The talk was extremely interesting and we’d like to summarise here
the main five tips he gave:
The number one priority is to ensure that your images are accessible to Google Bots.
Check if they’re all accessible with Google Search Console.
Second tip: make sure that the “alt attribute” in the image tag describes concisely and accurately the image.
This can help you a lot with ranking your image.
How to write good alt attributes:
Write exactly what the image is about (and the keyword you want to rank for). The extra signals that Google finds in the page will show if this description is accurate. So, don’t use any spammy techniques, they’re not cool.
Also, don’t make the alt attribute too long.
There is no recommended length for the alt attribute.
Use as many characters as it makes sense to describe precisely and concisely that image. However, if it’s too long, your page will load slower, especially if there are many pages with a long alt text on it.
Thirdly, submit an image sitemap.
This is an optional condition, that can help robots find your images. Image sitemaps are an extension of normal sitemaps where each image of your site is located. It helps enormously robots and the faster Google bots discover your images, the faster you can get traffic to your site.
If on your WordPress site you use the Yoast Plugin for SEO, you don’t have to worry, because it already produces a sitemap of all the blog posts including the images included in the Media Gallery.
Tip number four: make sure the textual content around the image on the page is relevant to it.
You can’t just rely on the ability of Google Images’ recognition software to understand what the image is about.
In fact, Google Images’ recognition software can tell the difference between very different things, like two different fruits, an apple and a banana. However, if there are two people in the image, let’s call them John and Joe, it won’t recognise the difference. It will just consider each of them as “man“.
So, the content around the image is critical. Even if it is just a caption, it helps Google a lot to understand what the image is about.
Last tip: add structured data to your pages and images
Use schema.org for your products: your images may result in having images badges, thus stand out more in Google Image Search. Structured data help Google understand better your pages.
Gary Illyes then answered some of the attendees’ questions:
1) What exactly is “lazy loading” for images and how does it work?
2) Does Google read EXIF photographers’ metadata?
No, Google generally doesn’t use EXIF metadata, also because it’s been historically not very reliable so far. However, now it can read IPTC photo metadata. This has been the answer to the most urgent request from professional photographers. EXIF metadata displays credits which are embedded in the image itself during processing or taking the picture.
3) How important is the file name to describe the image?
For understanding the image, the file name can be useful as a nice extra to have, but it is not necessary. You might get to rank a bit better using it, but it doesn’t contribute that much.
4) Does the text recognition on an image matter?
No, it doesn’t get checked at all, it has absolutely no effect.
5) Does the position of the image on the page matter?

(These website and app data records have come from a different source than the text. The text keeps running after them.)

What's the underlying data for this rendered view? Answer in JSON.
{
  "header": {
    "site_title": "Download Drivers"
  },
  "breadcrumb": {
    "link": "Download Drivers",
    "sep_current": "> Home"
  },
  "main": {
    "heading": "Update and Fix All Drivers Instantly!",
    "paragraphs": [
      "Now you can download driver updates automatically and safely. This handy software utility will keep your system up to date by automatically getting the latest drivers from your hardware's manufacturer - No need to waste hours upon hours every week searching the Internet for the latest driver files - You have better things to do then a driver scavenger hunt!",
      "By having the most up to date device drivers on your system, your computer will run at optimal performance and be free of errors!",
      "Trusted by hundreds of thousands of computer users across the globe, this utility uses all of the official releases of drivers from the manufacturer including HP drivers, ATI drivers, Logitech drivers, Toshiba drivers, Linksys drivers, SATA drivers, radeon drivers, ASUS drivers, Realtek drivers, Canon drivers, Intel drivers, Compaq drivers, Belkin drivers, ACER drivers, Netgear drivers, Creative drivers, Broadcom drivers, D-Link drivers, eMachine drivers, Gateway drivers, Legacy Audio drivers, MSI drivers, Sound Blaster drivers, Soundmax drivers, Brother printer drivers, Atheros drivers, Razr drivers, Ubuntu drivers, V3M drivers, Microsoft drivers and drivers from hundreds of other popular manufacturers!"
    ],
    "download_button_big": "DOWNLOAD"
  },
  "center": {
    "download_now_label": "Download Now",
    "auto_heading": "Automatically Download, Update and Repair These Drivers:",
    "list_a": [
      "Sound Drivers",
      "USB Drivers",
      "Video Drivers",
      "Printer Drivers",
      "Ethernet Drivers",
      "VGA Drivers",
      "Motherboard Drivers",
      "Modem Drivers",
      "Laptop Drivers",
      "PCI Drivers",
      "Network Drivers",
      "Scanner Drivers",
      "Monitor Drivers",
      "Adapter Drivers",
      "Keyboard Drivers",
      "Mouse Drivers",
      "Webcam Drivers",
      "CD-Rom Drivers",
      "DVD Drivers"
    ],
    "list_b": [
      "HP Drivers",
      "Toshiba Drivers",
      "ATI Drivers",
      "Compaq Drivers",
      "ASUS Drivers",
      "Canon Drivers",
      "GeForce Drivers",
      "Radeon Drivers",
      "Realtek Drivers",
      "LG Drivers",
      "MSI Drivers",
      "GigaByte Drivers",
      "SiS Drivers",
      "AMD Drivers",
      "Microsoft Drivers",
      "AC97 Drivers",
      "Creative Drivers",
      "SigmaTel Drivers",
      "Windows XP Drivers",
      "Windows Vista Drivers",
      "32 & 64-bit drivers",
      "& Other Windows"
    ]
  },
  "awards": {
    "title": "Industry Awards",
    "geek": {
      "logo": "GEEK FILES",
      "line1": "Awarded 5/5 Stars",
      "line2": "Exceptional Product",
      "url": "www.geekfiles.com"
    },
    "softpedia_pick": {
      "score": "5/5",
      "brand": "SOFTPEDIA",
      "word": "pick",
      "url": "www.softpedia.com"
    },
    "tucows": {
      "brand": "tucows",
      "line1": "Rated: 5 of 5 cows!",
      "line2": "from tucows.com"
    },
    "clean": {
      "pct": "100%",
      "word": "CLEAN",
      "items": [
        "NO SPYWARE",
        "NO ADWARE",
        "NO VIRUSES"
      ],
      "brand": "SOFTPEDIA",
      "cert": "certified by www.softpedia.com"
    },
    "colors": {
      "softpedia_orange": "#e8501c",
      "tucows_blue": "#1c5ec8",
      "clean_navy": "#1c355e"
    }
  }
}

Google can detect the position of elements on the page. It can differentiate, for example, elements above and below the fold. However, for images, this is less critical. You can put an image anywhere on the page and it will show in the results if the user query is requiring it. Unless it is on a sidebar or on another boilerplate place, the position of the image on the page doesn’t matter.
6) Are there any off-site attributes that can help images rank better, like links from third party website?
For the page itself, it matters a lot whether it’s linked or not. Since they’re important for the hosting page, backlinks matter for images as well. The higher the authority of the page, the better your images will rank, too.
Obviously, this doesn’t mean to buy links, because you’d get easily in trouble with this kind of practices, but with some mindful thinking, you can surely find some good ways to get people to link to you.
7) If an online shop has many different types of products, which are very similar one to each other, how can they show differences in their images?
In these cases, you should think of how you’d do it in a real shop.
People in SEO often forget that it is humans who feedback the algorithm. We all are accustomed to some ways of finding products in real life. So, you want to do things in the way that common people would expect.
In the case of that e-commerce, they should provide the different information in the alt attribute information, n the site page and on schema.org as they would do in a real shop.
8) Which image resolution is best shared on social media channels and on your site?
Generally, you should share your images on channels like Instagram at a lower resolution than on your canonical site. In fact, Google prefers to show to its users the best available image, so it would be better if they can show it from your site, than from any “hostmyimage.abc” website.